The manufacturer makes the EV charging station the standard in new homes


With an increasing number of electric vehicles on American roads in the coming years, the International Code Council now recommends that charging stations be included in all new home construction. (Photo by Kathryn McNutt)

The Edison Electric Institute estimates that 26.4 million electric vehicles will be on US roads by 2030 and nearly 12.9 million charging stations will be needed to support them.

Since the most convenient place for most EV owners to charge their vehicle will be at home, builders are beginning to pre-wire or install charging units in new single-family homes.

The International Code Council recommends that new homes be built with charging stations, and building codes requiring EV-ready construction already exist in places like Atlanta, Denver, Seattle and California.

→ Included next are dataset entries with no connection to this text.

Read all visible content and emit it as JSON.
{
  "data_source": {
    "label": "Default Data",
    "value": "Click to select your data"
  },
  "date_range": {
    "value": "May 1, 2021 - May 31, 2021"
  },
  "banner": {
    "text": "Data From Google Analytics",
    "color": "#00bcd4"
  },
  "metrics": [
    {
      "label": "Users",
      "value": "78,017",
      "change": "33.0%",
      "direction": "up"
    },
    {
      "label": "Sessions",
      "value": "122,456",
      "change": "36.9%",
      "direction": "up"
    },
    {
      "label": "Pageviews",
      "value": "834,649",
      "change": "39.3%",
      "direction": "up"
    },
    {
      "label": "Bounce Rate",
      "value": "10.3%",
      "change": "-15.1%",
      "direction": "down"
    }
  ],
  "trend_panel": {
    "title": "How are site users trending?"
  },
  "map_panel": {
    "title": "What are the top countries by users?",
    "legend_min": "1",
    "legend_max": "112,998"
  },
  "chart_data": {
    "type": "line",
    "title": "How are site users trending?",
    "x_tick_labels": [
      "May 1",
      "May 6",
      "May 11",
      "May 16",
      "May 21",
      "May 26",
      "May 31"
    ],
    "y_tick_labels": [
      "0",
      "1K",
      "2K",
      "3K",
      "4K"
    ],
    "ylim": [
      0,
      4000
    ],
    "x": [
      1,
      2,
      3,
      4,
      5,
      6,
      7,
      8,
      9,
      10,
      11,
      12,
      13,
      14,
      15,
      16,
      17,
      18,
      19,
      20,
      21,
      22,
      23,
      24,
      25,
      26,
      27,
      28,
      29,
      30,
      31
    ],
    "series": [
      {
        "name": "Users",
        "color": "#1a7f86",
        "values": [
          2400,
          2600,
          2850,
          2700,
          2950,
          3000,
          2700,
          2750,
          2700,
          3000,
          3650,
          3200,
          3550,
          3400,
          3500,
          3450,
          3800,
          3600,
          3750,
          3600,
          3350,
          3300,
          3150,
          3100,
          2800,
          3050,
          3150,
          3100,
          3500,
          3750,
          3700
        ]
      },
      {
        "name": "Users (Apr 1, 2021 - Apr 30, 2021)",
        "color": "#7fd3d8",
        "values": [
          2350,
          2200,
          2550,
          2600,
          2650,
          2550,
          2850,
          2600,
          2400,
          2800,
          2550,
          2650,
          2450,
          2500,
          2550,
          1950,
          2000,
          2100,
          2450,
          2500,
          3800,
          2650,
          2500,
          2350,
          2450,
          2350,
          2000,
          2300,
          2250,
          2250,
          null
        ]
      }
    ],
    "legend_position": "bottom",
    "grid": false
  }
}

Edmond-based STK Homes announced this summer that an EV-240-volt outlet and wiring will now be standard in every home it builds.

“As cars evolved, we thought this would be a good feature to put in our homes,” said Madi McFarland, the company’s marketing coordinator.

Just as smart home technology to control devices like lights, security and thermostats has become the norm, “we think it will be too,” McFarland said.

As of Sept. 1, the 50-amp circuit needed to support a Level 2 EV charger for a vehicle had been installed in 26 homes, she said.

STK Homes builds homes in the Edmond and Norman areas, as well as Yukon, Kingfisher and Enid. It closed 150 homes in 2021 and has a target of 250 this year.

Home prices range from $200,000 to $700,000, McFarland said. Either way, all will have EV outlets and wiring in the future, she said. reports that the ICC’s recommendation to include electric vehicle charging capability in residential construction will encourage more homebuilders to install this feature.

A Tier 2 charger can vary in terms of the product itself as well as setup costs, but will typically cost up to $3,500 in total, according to the report.

While most electric cars come with a Level 1 charger included, many EV owners upgrade to a Level 2 charger, which powers the vehicle faster and more efficiently.

Having the necessary infrastructure in place should save owners money, according to the ICC. A study shows that EV-ready homes will cost an additional $920, but adding the electrical work later could cost around $3,550.

McFarland said charging stations are just another way for STK Home upgrades to exceed minimum standards. Every home receives a Home Energy Rating System (HERS) audit to ensure energy efficiency, she said.

“The average HERS score for an STK home is 55. This means that new STK homes are 45% more energy efficient than standard, minimally built homes, which have an average HERS score of 100,” said Jeremiah Bryant of ‘Eco Home Services home energy design and building science company.